Optimal Content Placement for a Large-Scale VoD System
David Applegate, Aaron Archer, Vijay Gopalakrishnan, Seungjoon Lee, Kadangode Ramakrishnan
Proceedings of ACM CoNext 2010,
Submitted to ACM CoNext 2010,
2010.
[PDF]
[BIB]
ACM Copyright
(c) ACM, 2010. This is the author's version of the work. It is posted here by permission of ACM for your personal use. Not for redistribution. The definitive version was published in ACM CoNext 2010 , 2010-12-01
IPTV service providers offering Video-on-Demand (VoD) typically have many servers at each metropolitan office to store all the videos in the library.
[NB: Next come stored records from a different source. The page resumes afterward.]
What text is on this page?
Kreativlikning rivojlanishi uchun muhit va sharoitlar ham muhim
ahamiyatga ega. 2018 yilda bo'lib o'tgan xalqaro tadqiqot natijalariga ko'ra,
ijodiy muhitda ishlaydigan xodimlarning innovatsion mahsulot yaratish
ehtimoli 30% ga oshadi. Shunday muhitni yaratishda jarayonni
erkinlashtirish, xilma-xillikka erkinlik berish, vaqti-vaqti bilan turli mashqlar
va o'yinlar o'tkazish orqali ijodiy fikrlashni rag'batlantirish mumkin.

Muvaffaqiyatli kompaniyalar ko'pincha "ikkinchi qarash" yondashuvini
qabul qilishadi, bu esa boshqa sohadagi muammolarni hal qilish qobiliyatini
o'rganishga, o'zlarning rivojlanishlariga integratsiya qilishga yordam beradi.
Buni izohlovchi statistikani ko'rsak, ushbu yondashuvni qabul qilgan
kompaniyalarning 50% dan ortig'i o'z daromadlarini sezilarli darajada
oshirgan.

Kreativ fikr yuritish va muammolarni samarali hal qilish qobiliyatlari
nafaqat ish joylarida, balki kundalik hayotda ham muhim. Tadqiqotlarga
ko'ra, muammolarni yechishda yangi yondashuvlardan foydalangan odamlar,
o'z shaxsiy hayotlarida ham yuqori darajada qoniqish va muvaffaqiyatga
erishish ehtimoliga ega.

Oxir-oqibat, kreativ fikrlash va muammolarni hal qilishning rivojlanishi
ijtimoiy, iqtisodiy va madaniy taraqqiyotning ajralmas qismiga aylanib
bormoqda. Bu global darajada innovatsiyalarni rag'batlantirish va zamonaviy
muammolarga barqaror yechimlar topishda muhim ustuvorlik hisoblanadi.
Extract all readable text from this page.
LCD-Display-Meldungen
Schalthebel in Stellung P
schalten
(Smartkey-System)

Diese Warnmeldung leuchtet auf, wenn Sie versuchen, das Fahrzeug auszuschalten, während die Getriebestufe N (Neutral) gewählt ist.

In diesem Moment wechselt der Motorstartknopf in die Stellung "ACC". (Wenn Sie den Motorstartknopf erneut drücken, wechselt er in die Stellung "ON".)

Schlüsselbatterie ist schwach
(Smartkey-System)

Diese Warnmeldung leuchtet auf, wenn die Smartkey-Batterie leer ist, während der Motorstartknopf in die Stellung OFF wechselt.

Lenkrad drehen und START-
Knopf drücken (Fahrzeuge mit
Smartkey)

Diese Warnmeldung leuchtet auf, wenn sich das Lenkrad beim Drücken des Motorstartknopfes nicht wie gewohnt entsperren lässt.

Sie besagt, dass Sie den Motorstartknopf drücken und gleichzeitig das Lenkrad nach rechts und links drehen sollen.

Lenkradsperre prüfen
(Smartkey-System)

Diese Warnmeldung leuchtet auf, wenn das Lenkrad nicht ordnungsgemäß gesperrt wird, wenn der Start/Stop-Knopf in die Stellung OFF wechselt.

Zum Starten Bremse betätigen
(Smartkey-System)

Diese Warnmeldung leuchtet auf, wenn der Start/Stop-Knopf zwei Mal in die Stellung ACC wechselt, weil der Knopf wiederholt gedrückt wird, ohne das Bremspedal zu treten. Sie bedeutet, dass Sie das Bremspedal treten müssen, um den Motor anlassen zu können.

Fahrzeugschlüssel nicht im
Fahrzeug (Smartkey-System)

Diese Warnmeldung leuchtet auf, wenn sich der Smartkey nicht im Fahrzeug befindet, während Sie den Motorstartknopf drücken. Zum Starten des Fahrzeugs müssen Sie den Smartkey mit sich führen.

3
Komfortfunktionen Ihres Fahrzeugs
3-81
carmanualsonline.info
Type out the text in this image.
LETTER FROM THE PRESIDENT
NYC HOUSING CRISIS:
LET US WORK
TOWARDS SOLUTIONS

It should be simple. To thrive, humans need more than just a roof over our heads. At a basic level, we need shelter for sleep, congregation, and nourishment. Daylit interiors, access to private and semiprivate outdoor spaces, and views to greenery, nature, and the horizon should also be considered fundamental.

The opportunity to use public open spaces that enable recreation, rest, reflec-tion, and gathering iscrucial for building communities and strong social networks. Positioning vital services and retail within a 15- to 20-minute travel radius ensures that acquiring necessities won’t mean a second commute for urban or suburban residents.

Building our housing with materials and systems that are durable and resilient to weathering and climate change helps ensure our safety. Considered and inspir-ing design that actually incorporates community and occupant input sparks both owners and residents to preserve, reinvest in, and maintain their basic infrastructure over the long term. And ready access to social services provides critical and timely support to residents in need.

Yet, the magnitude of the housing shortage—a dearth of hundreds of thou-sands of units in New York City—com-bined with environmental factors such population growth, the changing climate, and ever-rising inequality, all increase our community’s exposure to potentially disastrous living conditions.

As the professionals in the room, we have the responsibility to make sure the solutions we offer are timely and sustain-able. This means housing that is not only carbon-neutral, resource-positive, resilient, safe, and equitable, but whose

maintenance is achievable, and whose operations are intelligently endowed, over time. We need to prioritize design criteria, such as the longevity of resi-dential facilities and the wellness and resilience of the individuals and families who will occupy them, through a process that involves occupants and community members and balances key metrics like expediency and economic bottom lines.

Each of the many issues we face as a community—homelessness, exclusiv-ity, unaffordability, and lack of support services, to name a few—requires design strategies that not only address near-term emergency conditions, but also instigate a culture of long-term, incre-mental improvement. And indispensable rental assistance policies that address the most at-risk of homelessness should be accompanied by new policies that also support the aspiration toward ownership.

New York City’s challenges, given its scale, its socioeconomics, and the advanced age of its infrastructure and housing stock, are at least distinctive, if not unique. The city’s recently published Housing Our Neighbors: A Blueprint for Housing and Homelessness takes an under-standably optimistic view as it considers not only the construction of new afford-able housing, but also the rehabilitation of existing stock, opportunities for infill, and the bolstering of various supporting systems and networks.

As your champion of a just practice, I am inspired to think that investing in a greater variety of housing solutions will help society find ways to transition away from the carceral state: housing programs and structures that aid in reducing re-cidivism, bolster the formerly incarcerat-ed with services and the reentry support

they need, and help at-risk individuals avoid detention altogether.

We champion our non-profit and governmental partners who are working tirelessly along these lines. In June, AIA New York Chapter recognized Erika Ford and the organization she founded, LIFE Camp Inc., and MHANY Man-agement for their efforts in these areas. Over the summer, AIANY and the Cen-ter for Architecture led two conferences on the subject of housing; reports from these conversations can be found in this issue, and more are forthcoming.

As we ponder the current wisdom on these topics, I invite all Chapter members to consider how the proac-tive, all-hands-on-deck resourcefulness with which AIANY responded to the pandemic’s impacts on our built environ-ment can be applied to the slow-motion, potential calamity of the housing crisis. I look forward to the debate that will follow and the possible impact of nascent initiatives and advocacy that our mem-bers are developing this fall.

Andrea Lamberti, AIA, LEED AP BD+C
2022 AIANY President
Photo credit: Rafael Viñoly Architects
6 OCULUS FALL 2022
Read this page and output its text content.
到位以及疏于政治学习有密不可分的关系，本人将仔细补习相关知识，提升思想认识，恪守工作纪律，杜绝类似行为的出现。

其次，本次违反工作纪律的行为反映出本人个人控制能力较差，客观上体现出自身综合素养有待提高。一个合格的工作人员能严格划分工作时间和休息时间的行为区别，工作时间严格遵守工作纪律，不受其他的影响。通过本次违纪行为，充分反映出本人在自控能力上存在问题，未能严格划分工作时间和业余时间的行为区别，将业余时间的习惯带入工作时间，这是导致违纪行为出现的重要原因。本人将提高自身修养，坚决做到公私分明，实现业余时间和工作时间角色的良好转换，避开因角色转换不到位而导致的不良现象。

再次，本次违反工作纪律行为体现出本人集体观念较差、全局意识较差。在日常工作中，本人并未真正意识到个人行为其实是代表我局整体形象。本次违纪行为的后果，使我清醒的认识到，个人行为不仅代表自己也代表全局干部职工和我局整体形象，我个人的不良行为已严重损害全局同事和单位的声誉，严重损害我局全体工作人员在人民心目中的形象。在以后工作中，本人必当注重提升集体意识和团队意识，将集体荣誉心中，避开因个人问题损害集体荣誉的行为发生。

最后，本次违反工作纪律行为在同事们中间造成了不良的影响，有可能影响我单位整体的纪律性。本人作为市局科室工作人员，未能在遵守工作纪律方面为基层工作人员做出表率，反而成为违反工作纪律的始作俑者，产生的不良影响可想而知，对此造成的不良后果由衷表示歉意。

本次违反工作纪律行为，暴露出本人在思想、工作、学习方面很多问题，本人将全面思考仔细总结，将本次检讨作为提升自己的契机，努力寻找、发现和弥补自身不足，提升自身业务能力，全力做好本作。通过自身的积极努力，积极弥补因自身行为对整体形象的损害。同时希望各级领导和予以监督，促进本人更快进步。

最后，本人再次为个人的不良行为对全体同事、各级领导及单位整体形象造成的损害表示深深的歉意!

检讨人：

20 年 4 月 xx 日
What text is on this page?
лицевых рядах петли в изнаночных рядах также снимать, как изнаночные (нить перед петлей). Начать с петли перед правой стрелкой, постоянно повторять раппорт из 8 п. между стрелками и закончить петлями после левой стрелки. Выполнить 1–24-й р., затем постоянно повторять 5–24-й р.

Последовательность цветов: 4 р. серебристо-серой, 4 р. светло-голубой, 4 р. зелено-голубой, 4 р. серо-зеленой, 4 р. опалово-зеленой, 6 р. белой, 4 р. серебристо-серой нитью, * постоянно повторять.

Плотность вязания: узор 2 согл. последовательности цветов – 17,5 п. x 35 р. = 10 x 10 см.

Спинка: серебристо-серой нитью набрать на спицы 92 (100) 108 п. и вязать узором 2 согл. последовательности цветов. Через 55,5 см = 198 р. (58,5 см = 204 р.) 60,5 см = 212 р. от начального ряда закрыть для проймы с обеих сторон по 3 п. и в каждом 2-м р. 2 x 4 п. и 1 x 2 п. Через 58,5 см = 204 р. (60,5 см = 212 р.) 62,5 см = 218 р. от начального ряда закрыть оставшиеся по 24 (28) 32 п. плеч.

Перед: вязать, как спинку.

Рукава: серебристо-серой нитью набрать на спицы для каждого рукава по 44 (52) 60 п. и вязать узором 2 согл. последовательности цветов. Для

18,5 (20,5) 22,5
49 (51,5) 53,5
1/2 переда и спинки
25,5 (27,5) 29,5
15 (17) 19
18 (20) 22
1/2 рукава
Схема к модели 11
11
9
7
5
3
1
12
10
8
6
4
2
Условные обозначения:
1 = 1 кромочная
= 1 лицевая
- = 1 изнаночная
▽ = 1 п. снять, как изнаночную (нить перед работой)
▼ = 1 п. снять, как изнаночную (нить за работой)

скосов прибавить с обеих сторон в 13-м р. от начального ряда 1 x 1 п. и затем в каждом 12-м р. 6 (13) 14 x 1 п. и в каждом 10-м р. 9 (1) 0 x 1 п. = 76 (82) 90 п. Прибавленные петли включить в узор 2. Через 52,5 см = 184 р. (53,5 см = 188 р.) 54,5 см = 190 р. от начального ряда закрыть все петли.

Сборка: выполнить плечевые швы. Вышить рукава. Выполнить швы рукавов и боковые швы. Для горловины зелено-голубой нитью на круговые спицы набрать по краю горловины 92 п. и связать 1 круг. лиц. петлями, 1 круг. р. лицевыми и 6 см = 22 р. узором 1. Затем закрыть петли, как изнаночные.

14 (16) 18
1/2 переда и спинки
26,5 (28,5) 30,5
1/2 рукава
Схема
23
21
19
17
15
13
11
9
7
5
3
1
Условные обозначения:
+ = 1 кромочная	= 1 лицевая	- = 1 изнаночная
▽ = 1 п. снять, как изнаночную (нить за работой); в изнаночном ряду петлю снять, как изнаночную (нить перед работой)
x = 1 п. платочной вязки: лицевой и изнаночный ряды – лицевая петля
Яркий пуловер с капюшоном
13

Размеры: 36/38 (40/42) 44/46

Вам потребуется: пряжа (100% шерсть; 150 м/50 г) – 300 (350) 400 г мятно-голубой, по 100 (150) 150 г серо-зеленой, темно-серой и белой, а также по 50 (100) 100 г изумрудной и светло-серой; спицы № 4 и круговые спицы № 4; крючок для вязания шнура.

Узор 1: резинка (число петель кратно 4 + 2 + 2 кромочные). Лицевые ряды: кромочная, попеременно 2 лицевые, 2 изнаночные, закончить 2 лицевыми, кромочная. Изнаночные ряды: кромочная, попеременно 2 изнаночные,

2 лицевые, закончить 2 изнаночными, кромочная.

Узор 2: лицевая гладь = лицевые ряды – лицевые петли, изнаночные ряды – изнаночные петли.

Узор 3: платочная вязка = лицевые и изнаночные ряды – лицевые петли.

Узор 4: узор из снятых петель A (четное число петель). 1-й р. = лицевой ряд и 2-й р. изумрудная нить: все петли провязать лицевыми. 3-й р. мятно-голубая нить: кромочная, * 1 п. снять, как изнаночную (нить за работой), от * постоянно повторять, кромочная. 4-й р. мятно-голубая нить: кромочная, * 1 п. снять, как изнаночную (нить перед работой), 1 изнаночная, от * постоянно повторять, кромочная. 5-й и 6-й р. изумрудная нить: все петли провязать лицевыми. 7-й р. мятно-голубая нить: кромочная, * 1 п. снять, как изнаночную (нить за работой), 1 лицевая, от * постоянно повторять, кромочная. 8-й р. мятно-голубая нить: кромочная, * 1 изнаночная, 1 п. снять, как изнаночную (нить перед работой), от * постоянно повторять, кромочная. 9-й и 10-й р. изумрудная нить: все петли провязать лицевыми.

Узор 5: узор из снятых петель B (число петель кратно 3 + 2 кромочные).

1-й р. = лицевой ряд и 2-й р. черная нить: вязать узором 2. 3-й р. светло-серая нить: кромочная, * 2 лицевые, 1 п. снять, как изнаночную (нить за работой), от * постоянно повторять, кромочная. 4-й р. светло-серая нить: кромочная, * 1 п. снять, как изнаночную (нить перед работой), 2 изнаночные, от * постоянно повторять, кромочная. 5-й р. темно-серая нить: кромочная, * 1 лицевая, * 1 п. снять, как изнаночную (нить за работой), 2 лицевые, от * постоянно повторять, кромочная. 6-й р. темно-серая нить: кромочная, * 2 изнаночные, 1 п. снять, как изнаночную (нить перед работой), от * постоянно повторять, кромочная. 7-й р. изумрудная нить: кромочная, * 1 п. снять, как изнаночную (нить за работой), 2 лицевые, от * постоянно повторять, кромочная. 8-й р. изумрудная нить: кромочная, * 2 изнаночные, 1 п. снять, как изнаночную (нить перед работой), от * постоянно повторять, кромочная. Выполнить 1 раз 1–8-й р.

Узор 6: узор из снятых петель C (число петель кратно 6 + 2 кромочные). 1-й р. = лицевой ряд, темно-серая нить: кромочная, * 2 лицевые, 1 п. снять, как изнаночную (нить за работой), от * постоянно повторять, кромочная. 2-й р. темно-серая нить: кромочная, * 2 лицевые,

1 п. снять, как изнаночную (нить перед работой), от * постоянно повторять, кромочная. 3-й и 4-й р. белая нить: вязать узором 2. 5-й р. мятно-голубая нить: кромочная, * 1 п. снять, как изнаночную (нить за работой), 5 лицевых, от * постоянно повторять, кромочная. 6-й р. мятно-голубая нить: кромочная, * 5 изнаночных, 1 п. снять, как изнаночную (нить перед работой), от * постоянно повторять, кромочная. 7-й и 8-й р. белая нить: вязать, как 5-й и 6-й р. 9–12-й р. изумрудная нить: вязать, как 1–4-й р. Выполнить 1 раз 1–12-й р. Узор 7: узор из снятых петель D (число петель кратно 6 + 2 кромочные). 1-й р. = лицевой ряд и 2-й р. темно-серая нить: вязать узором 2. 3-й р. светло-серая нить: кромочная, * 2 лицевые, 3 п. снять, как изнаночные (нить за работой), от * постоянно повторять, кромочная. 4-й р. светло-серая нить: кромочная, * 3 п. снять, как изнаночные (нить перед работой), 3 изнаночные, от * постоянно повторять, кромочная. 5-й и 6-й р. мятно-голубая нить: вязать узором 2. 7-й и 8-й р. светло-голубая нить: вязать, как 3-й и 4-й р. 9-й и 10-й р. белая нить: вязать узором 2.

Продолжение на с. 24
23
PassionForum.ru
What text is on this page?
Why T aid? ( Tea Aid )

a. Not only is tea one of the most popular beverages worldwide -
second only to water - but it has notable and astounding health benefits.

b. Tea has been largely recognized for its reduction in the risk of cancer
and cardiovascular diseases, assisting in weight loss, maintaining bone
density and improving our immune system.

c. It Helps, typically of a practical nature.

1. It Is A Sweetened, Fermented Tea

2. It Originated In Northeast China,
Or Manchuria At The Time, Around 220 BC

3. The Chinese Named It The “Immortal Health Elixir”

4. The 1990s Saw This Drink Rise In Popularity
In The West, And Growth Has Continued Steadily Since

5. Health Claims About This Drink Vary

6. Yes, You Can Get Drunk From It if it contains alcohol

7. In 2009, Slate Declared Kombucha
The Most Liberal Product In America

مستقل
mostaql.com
With the rapid increase in the VoD library size, it will soon become infeasible to replicate the entire library at each office. We present an approach for intelligent content placement that scales to large VoD library sizes (e.g., 100Ks of videos). We formulate the problem as a mixed integer program (MIP) that takes into account constraints
such as disk space, link bandwidth, and the skew in content popularity. To overcome the challenges of scale, we employ a Lagrangian relaxation-based decomposition technique that can find a near-optimal solution (e.g., within 1-2%) with orders of magnitude speedup, relative to solving even the LP relaxation via standard software. We also present simple strategies to address practical issues such as popularity estimation, content updates, short-term popularity fluctuation, and frequency
of placement updates. Using traces from an operational system, we show that our approach significantly outperforms simpler placement strategies. For instance, our MIP-based solution can serve all requests using only half the link bandwidth used by LRU cache replacement policy. We also investigate the trade-off between disk space and network bandwidth.